No meat a day keeps the doctor away: Study

No meat a day keeps the doctor away: Study

A vegetarian diet can cut the risk of heart disease by as much as 32 per cent, according to a British study published on Wednesday.

Researchers who followed more than 44,500 volunteers for about 11 years on average, found vegetarians were significantly less prone to cardiac trouble.

In the 50-70 age group, 6.8 per cent of people who ate meat or fish were hospitalised or died from heart disease, compared to 4.6 per cent of vegetarians.

"We think (it) is due to their lower cholesterol and blood pressure," lead researcher Francesca Crowe from the University of Oxford's Cancer Epidemiology Unit told AFP.

A third of participants in the study, dubbed the European Prospective Investigation into Cancer and Nutrition (EPIC), the largest of its kind in Britain, were vegetarians.

Heart disease is the single-largest cause of death in developed countries, claiming 65,000 lives in Britain each year.

A total of 1,235 people in the study group developed heart disease, of whom 169 died.

"These results show that diet is important for the prevention of heart disease," said Crowe of the results published in the American Journal of Clinical Nutrition.

Vegetarians in the study typically had a lower weight-to-height ratio and a reduced risk of developing diabetes, they found.

The results had taken into account the effects of the participants' age, smoking habits and alcohol use, exercise routine, educational level and income.

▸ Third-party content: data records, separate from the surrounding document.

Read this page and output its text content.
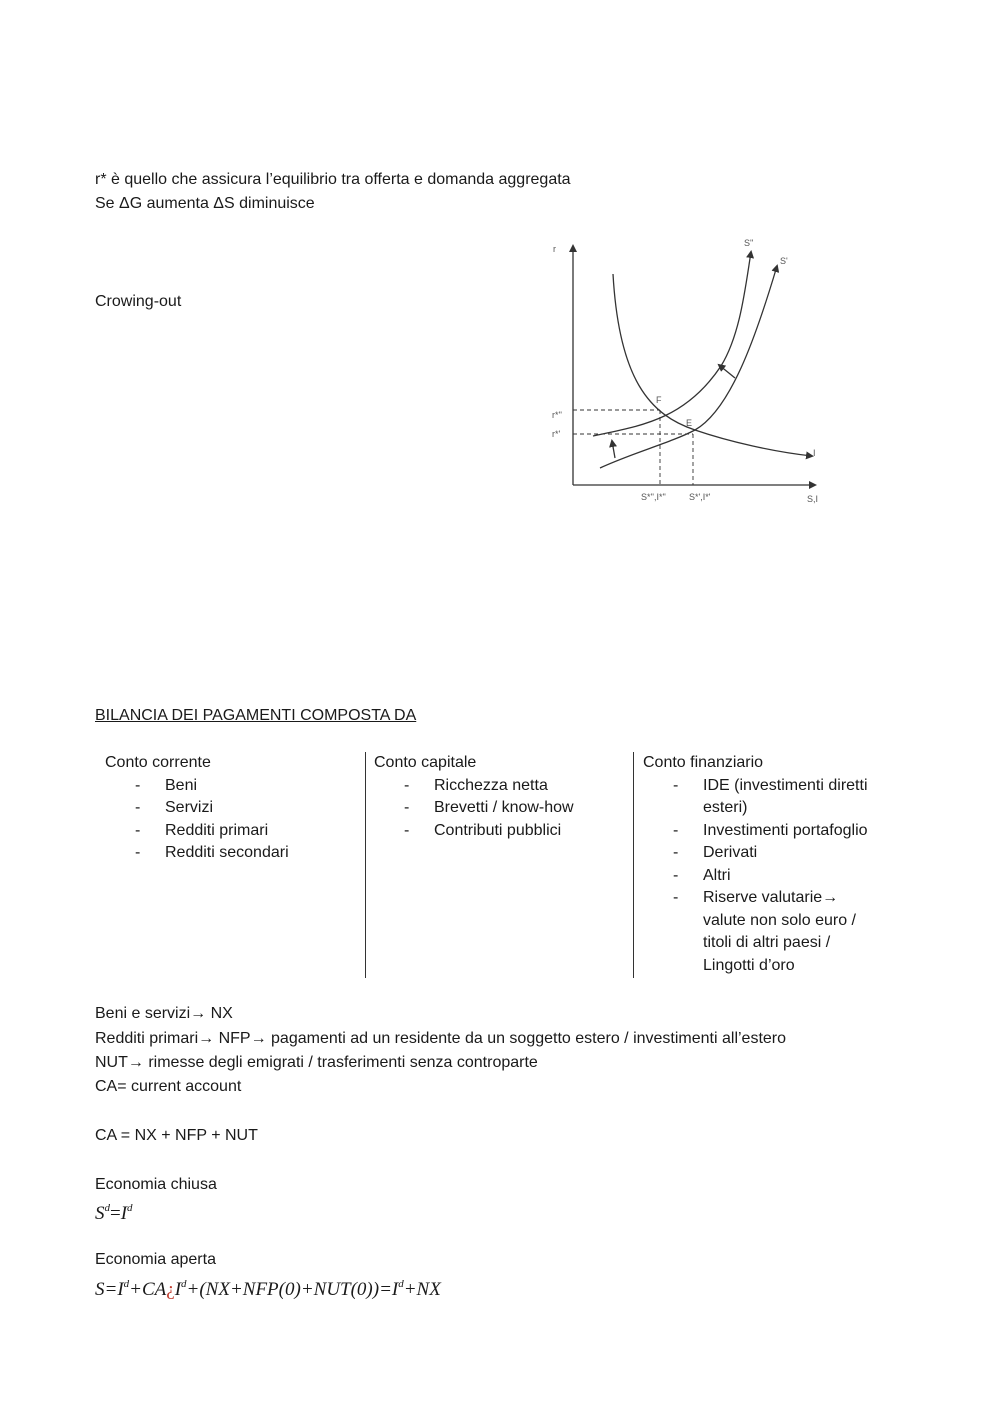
r* è quello che assicura l’equilibrio tra offerta e domanda aggregata
Se ΔG aumenta ΔS diminuisce
Crowing-out
r
S,I
S''
S'
I
F
E
r*''
r*'
S*'',I*''	S*',I*'
BILANCIA DEI PAGAMENTI COMPOSTA DA
Conto corrente
- Beni
- Servizi
- Redditi primari
- Redditi secondari
Conto capitale
- Ricchezza netta
- Brevetti / know-how
- Contributi pubblici
Conto finanziario
- IDE (investimenti diretti
esteri)
- Investimenti portafoglio
- Derivati
- Altri
- Riserve valutarie→
valute non solo euro /
titoli di altri paesi /
Lingotti d’oro
Beni e servizi→ NX
Redditi primari→ NFP→ pagamenti ad un residente da un soggetto estero / investimenti all’estero
NUT→ rimesse degli emigrati / trasferimenti senza controparte
CA= current account
CA = NX + NFP + NUT
Economia chiusa
$S^d=I^d$
Economia aperta
$S=I^d+CA¿I^d+(NX+NFP(0)+NUT(0))=I^d+NX$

Ninety-seven per cent of the participants were Caucasian, said Crowe, but there was no difference in the results for different ethnic groups.

"There is no particular reason why it would not be generalisable to vegetarians in other population groups," she added.

Previous studies have found that vegetarians have a reduced rate of bowel disease and cataracts, but no difference in cancer risk from meat-eaters, said Crowe.